Reading Daniel Bryant’s O’Reilly publication Containerizing Continuous Delivery in Java reminded me of the challenge of determining how processors are available to you when running in a container. In the case of Java, a call to Runtime.getRuntime().availableProcessors()
should show this all important information. A quick check reveals that, when called in an unconstrained container, this correctly returns the number of cores on my physical hardware (Docker on Linux) or assigned to the VM containing the Docker Engine (Docker Toolbox or Docker for Windows/Mac). If I used the --cpuset-cpus
option on docker run
to constrain the cores available to the container then this is also correctly reflected in the value returned. The difficulty arises when access to those CPUs is constrained in other ways.
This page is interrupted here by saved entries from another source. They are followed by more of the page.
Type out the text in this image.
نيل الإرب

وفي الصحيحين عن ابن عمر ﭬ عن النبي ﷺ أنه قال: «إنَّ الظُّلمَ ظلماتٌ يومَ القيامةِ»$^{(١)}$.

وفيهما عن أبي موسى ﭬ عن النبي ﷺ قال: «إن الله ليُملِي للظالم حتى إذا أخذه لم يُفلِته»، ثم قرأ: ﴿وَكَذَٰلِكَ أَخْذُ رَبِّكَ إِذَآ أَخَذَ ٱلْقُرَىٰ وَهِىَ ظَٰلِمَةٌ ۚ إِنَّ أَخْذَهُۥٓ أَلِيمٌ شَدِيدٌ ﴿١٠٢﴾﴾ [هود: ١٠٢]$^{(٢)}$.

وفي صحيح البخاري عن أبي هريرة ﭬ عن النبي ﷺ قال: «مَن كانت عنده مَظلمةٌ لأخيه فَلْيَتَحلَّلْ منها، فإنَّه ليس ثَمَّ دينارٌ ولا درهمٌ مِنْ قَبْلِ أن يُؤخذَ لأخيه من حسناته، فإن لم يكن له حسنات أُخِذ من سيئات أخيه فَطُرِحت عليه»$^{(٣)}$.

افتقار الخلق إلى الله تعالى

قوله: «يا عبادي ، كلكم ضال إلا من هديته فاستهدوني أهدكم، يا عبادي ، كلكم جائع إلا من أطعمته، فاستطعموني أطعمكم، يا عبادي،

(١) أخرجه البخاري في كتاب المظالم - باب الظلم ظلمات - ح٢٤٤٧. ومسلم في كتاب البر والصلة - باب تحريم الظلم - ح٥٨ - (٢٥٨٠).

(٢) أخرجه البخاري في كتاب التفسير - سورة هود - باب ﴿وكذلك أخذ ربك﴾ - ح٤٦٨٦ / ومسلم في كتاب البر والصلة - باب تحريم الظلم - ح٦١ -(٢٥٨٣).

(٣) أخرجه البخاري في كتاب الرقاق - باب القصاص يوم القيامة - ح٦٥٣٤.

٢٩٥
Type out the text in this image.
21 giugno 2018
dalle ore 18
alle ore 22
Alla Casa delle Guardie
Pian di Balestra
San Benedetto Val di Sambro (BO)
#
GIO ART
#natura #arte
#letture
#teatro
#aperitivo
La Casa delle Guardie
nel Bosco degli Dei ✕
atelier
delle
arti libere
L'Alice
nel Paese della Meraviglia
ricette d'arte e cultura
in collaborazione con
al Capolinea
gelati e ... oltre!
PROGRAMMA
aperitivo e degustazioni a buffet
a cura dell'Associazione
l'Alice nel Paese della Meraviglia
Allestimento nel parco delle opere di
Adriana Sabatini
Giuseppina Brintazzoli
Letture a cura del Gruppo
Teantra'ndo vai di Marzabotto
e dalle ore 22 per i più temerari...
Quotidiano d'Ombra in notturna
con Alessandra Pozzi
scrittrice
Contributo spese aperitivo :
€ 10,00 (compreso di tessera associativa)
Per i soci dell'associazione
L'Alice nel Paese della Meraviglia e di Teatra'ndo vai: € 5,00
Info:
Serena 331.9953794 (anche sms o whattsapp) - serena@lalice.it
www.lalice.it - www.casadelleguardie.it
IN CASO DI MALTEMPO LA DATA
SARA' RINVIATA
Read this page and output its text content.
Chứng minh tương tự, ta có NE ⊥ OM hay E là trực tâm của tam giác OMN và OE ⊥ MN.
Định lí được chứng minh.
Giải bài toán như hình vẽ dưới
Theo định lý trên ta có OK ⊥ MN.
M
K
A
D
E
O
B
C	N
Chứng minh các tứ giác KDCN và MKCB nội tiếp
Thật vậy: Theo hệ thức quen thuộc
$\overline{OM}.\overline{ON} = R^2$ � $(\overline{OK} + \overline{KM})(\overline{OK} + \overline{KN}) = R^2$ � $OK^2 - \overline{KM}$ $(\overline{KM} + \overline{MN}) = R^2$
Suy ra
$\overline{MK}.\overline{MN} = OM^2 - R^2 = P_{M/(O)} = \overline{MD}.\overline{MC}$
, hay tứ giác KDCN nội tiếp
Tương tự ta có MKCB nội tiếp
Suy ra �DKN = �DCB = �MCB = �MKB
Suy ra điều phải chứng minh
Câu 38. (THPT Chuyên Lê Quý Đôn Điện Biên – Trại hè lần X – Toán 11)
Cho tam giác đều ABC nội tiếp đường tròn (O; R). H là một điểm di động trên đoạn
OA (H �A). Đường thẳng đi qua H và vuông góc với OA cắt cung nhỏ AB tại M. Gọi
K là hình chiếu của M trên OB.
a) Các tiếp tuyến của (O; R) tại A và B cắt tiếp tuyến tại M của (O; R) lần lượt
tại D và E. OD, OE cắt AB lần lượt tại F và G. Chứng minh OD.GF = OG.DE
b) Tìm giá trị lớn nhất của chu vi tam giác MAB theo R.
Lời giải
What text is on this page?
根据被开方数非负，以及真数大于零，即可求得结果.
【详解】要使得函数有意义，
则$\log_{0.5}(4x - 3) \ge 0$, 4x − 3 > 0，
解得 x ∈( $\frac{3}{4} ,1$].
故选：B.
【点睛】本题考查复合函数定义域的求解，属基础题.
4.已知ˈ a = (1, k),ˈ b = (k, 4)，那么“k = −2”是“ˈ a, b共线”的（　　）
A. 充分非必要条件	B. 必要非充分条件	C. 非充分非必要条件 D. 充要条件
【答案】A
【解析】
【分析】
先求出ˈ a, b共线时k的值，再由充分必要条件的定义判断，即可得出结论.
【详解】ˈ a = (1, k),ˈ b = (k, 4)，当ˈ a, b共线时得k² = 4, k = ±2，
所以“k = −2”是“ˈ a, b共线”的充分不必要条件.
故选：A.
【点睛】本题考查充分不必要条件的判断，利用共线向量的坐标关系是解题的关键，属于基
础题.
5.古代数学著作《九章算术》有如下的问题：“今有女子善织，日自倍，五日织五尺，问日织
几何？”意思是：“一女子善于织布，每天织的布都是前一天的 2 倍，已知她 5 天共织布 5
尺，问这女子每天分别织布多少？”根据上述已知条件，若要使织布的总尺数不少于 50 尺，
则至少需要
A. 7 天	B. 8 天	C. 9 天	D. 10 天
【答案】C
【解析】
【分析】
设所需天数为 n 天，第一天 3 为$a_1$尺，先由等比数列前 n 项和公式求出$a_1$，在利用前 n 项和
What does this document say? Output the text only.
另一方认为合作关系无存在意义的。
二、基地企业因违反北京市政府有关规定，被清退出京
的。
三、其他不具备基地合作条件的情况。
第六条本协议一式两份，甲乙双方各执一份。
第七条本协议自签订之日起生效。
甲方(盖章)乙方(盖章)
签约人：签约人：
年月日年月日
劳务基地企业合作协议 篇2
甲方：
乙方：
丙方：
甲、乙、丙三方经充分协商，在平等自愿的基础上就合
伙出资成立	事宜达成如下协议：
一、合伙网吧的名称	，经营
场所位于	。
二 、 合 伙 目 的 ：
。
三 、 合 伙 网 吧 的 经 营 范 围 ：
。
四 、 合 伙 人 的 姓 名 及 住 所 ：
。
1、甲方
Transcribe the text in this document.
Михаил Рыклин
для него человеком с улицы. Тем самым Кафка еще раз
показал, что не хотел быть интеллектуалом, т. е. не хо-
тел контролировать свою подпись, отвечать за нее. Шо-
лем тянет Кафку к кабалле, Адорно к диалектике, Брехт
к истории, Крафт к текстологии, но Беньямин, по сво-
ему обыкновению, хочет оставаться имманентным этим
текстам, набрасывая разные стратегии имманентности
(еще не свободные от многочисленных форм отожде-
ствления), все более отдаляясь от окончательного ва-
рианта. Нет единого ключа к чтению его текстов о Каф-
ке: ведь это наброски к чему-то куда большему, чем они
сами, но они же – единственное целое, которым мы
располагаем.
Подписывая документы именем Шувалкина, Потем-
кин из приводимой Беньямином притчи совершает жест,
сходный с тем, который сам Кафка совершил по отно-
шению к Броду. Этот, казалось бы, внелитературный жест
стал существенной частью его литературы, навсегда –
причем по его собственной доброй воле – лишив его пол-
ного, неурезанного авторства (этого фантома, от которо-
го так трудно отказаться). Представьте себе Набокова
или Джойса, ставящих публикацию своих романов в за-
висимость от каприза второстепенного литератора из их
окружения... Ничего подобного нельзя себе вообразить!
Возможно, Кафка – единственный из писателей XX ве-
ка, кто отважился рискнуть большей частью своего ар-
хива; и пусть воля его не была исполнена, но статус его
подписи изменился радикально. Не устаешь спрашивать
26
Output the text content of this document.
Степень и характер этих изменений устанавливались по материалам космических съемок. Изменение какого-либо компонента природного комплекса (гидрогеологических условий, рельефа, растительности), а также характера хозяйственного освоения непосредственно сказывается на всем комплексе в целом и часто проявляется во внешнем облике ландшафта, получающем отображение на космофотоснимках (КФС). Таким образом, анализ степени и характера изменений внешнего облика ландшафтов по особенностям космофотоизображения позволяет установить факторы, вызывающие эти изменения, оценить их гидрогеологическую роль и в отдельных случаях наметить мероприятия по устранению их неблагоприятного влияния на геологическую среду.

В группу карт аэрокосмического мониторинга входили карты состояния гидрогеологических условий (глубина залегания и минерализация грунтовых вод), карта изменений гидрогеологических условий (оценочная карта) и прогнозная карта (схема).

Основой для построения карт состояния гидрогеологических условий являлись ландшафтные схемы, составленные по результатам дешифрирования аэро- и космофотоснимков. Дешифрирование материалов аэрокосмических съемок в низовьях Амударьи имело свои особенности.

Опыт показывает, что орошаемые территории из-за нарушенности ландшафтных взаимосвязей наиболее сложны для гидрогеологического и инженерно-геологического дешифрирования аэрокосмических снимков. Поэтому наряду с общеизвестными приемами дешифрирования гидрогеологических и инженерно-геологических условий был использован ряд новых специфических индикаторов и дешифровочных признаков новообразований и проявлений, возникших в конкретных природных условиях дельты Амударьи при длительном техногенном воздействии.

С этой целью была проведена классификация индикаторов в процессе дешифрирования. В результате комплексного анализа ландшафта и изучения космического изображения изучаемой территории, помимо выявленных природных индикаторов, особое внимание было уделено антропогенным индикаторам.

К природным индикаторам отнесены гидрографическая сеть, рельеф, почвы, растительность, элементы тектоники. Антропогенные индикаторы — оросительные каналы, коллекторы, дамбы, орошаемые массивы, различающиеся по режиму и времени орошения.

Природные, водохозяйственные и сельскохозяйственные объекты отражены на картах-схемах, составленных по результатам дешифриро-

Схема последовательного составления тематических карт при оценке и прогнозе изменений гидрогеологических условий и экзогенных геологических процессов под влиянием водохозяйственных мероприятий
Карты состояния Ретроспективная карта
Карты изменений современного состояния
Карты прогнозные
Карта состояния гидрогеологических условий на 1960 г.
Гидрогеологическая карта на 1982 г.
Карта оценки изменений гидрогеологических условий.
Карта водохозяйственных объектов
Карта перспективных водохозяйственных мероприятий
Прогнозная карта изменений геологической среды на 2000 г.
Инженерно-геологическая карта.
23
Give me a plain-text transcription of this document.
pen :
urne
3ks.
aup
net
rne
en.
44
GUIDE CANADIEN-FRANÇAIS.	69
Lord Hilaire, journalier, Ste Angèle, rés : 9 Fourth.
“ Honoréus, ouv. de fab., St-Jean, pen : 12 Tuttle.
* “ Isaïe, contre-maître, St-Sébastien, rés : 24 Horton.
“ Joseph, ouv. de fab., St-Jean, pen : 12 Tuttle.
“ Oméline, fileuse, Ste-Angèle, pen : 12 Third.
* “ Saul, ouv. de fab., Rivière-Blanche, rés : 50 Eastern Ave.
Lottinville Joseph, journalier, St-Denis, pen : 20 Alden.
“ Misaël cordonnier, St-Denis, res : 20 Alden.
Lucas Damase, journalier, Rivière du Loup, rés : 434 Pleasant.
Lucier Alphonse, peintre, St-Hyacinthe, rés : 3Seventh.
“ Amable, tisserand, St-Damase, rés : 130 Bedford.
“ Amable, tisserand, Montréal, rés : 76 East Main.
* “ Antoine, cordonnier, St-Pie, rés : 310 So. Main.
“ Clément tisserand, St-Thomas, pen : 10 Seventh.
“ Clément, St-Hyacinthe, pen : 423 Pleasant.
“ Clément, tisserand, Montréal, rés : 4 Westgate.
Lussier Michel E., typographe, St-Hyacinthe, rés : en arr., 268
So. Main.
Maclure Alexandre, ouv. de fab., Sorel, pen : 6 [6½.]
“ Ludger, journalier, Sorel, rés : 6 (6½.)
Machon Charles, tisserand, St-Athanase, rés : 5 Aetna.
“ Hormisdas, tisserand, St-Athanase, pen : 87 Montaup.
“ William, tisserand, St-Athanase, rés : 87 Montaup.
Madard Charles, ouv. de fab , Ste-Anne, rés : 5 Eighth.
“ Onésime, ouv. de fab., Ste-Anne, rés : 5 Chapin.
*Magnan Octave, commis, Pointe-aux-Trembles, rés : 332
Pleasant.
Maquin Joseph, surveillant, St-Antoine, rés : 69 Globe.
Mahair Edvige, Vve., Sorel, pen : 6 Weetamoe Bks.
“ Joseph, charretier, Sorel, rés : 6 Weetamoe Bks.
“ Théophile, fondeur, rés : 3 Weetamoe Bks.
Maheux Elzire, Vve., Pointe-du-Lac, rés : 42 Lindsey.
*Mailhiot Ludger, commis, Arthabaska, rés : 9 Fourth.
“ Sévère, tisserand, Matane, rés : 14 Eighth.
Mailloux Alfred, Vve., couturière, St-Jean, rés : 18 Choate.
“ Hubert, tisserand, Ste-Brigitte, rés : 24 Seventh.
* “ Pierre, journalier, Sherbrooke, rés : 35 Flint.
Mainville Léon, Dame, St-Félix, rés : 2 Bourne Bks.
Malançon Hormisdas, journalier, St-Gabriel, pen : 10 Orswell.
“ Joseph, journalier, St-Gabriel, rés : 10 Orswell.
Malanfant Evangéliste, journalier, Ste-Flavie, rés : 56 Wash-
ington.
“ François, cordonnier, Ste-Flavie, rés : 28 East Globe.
Take, for example, the new --cpus
option in Docker 1.13. Setting this to two on a four-way box, I still get four back from a call to availableProcessors()
and rightly so: there are four processors and I may get simultaneous access to all four of them even if the cgroup is then going to make sure that I don’t get that access for more than half of the time. Another potential constraint is a highly multi-tenant environment. If I deploy my test application to Bluemix it tells me that there are 48 processors. That’s great but I’m pretty sure I’m not going to get exclusive access to all of those!
One example we’ve seen where this becomes a real problem is in native memory usage. By default, WebSphere Liberty uses the number of available processors to decide the number of parallel threads it should support. Each of those executors utilises a thread and each of those threads takes up space in native memory. In a containerized environment where total memory is typically constrained (Bluemix containers are sold by the GB/hour) and some generic heuristic is often used to determine the heap size to allocate to the JVM, that can lead to memory exhaustion. That’s why you’ll see a GitHub issue from my colleague Erin that, among other things, proposes setting hard-coding a maximum on the number of threads for the executor service in our Docker images.